Common methods will be pulled out from modules/classes in workers/database/batched_background_migration to reuse them in BBO framework.

Database design

batched_background_operations

New operations will be created in batched_background_operations table and it will be partitioned by sliding_list strategy.

Each partition will contain 7 days of data, executable (with status active/paused) will be re-inserted before execution to ensure they always end up in the new partition and the old partitions will eventually have only failed/finished operations, which can be detached and dropped.

Logs will capture the failed operations with error messages, would be good to have a monitoring dashboards setup for this so that the feature team can use them post deployment.

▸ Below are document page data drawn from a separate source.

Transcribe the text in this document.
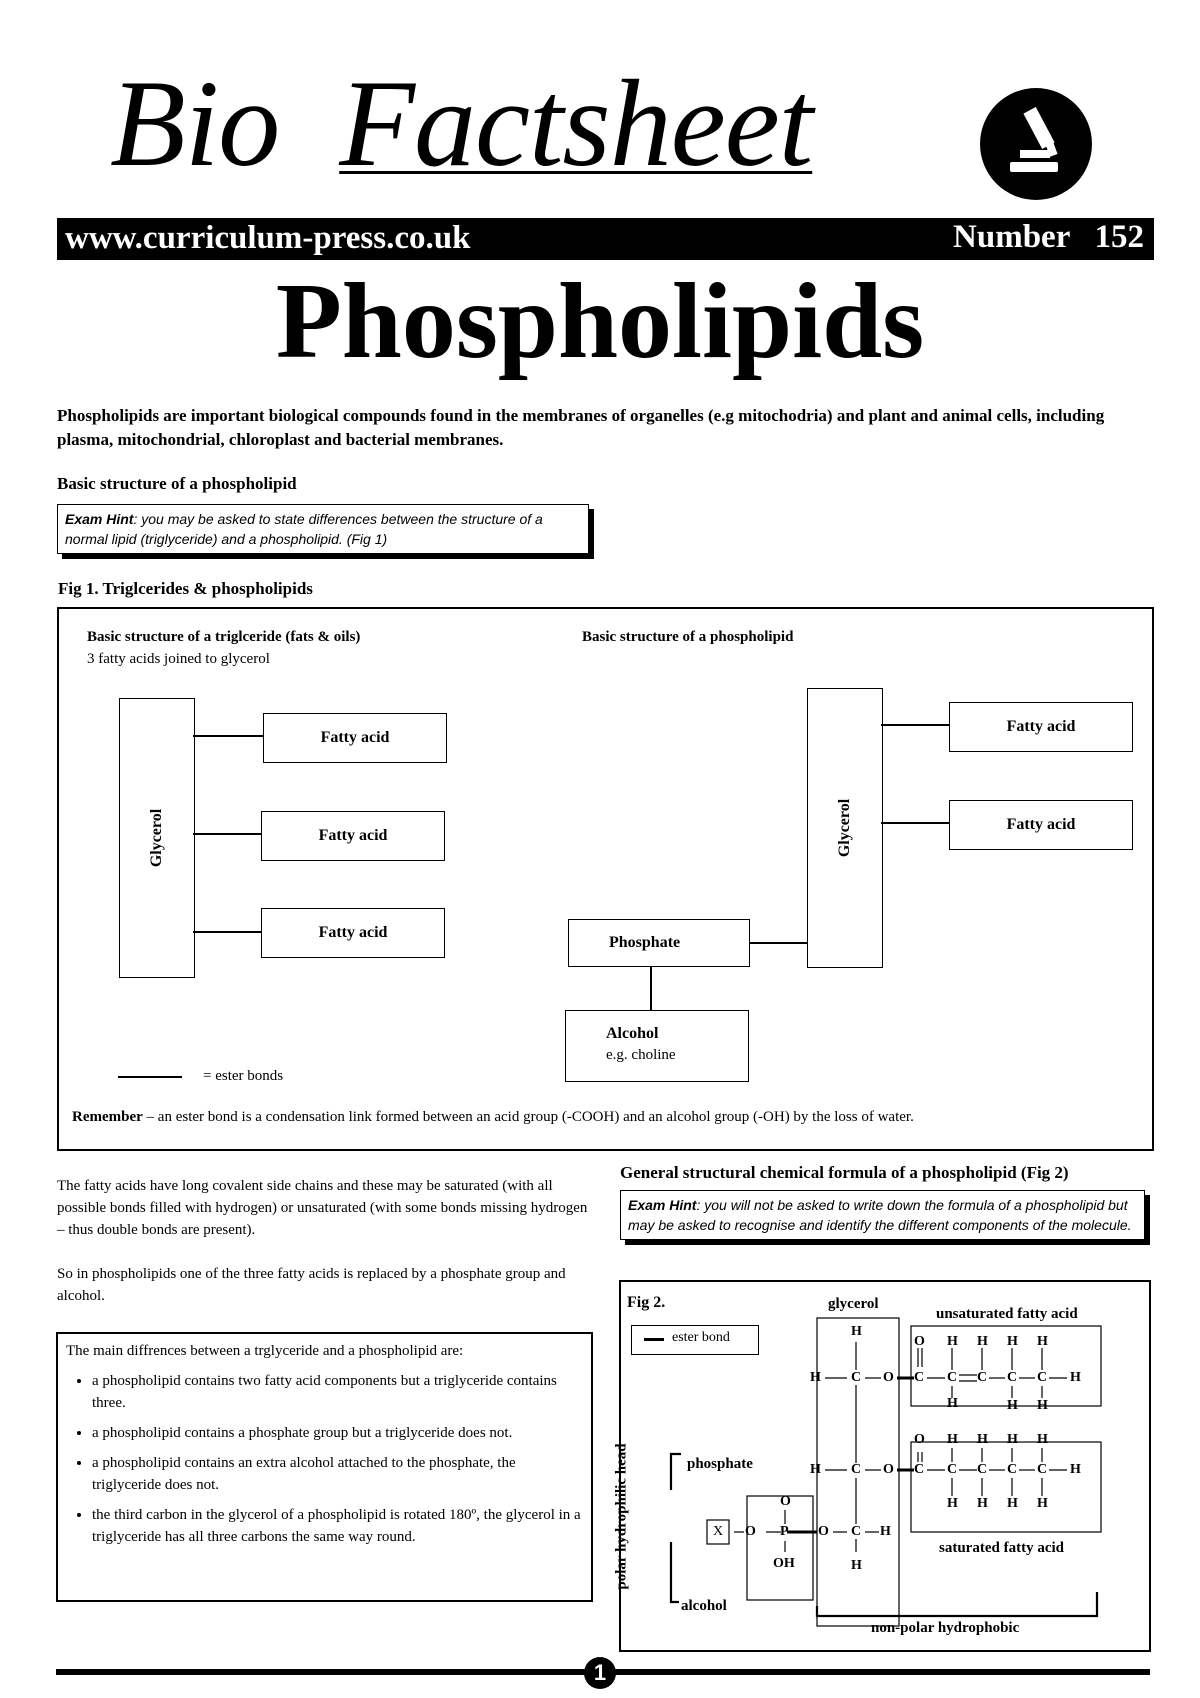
Bio Factsheet
www.curriculum-press.co.uk	Number   152
Phospholipids
Phospholipids are important biological compounds found in the membranes of organelles (e.g mitochodria) and plant and animal cells, including plasma, mitochondrial, chloroplast and bacterial membranes.
Basic structure of a phospholipid
Exam Hint: you may be asked to state differences between the structure of a normal lipid (triglyceride) and a phospholipid. (Fig 1)
Fig 1. Triglcerides & phospholipids
Basic structure of a triglceride (fats & oils)
3 fatty acids joined to glycerol
Basic structure of a phospholipid
Glycerol
Fatty acid
Fatty acid
Fatty acid
Glycerol
Fatty acid
Fatty acid
Phosphate
Alcohol
e.g. choline
= ester bonds
Remember – an ester bond is a condensation link formed between an acid group (-COOH) and an alcohol group (-OH) by the loss of water.
The fatty acids have long covalent side chains and these may be saturated (with all possible bonds filled with hydrogen) or unsaturated (with some bonds missing hydrogen – thus double bonds are present).
So in phospholipids one of the three fatty acids is replaced by a phosphate group and alcohol.
The main diffrences between a trglyceride and a phospholipid are:
• a phospholipid contains two fatty acid components but a triglyceride contains three.
• a phospholipid contains a phosphate group but a triglyceride does not.
• a phospholipid contains an extra alcohol attached to the phosphate, the triglyceride does not.
• the third carbon in the glycerol of a phospholipid is rotated 180º, the glycerol in a triglyceride has all three carbons the same way round.
General structural chemical formula of a phospholipid (Fig 2)
Exam Hint: you will not be asked to write down the formula of a phospholipid but may be asked to recognise and identify the different components of the molecule.
Fig 2.
ester bond
glycerol
unsaturated fatty acid
saturated fatty acid
phosphate
alcohol
non-polar hydrophobic
polar hydrophilic head
H
H C O
H C O
O C H
H
O
P
OH
O
X
O H H H H
C C C C C H
H	H H
O H H H H
C C C C C H
H H H H
1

PARTITION_DURATION = 7.days

partitioned_by :partition_id, strategy: :sliding_list,
  next_partition_if: ->(active_partition) do
    oldest_record_in_partition = BatchedBackgroundOperation
      .select(:id, :created_at)
      .for_partition(active_partition.value)
      .order(:id)
      .limit(1)
      .take

    oldest_record_in_partition.present? && oldest_record_in_partition.created_at < PARTITION_DURATION.ago
  end,
  detach_partition_if: ->(partition) do
    !BatchedBackgroundOperation
      .for_partition(partition.value)
      .executable # with status [active, paused]
      .exists?
  end
end

batched_background_operation_jobs

With BBM framework there is an ongoing performance problem on deleting the batched_background_migrations records, it cascades to its referenced records in batched_background_migration_jobs and batched_background_migration_transition_logs, for a large BBM the volume of jobs/transition logs are huge and it times out on deleting them.

To avoid this issue in BBO, as batched_background_migration_jobs holds the batched job information and only last job’s max_cursor is used to create the next job, we can safely delete the operation_jobs by storing last job’s max-cursor info in batched_background_operations table itself.

It has [‘pending’, ‘running’, ‘failed’, ‘succeeded’] statuses, and to avoid a bulk deletes we can create a new partition batched_background_migration_jobs_executed to hold failed/succeeded jobs with a retention of 7 days. So that batched_background_operations deletes don’t have to cascade to the jobs table.

batched_background_operation_transition_logs

There is an ongoing discussion around not having this table (in BBM framework) and handle exceptions elsewhere.

We will try to avoid this additional table, if not this will be partitioned based on the created timestamp with a retention period similar to BBM framework.

Considerations

  • Preference should be given to user trigger actions than the cronjobs, to reduce the waiting time on user facing operations.
  • Sidekiq worker has data_consistency strategies to use database load balancing. We might have to add this to BBO as well.
  • Having FF to control pause/resume certain BBO will be helpful to avoid running buggy/destructive BBOs.